While some students drive their cars or get dropped off at school, skateboarding as a mode of transportation is increasing in popularity among Miami Palmetto Senior High students. With the rise of skateboards on campus and a lack of places to store them while going to class, the administration at MPSH decided to put a skate rack in the front of the school to promote inclusivity among all modes of transportation.
The Florida Department of Safety and Motor Vehicles made a grant available to MPSH to promote walking and limit driving to increase students’ abilities to use other modes of transportation. After applying for the grant through the Parent Teacher Student Association, the administration requested skateboard racks due to the growing number of bikes and scooters stacking on top of each other on the bicycle racks.
“You don’t do it to get recognition from the kids, but to let them know [administration] sees a need for this and so we wanted to make it available to you. You don’t set out with the goal of getting validation, but set out with the goal of trying to fix a problem,” Assistant Principal Jesus Tellechea said.
Skateboarders would normally put their boards on top of the filing cabinets in the office for safekeeping, but now, the skate racks give students a safer and more practical choice on where to put them.
“I think [the storage] very important, because a lot of people skate nowadays and it’s a mode of transportation for a lot of kids, and now people who like to skate after school have a place to put their skateboards down,” junior Kymani Gomes said.
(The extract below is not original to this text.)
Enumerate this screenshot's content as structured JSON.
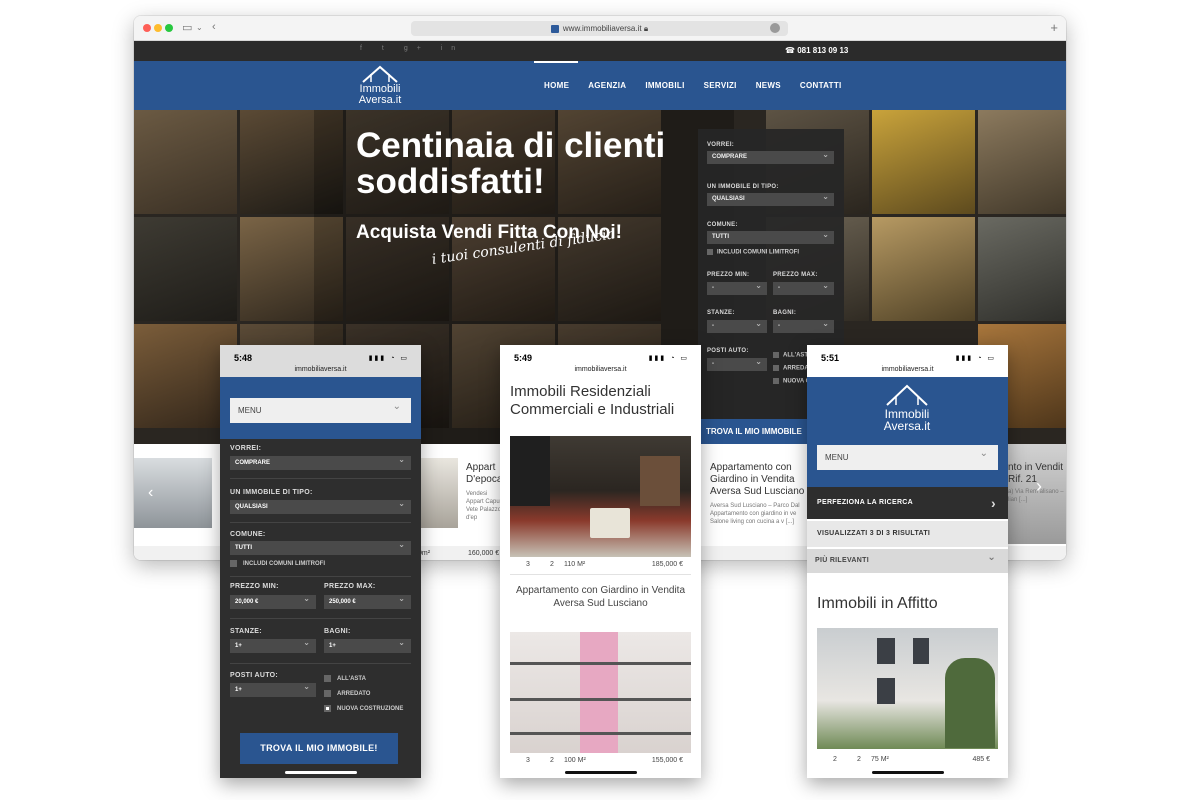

Even students who do not skate to school recognize the importance of making space for all forms of transportation, and they appreciate the administration’s efforts to accommodate these needs.
“I think it’s cool, there’s kind of been this stigma that it’s cringey to skate but that’s some people’s form of transportation, especially people downtown, that’s how they get places, so I think it’s cool and it makes it more normalized too. If someone doesn’t have a ride to school, they can put their skateboards on the rack,” senior Giselle Bendek said.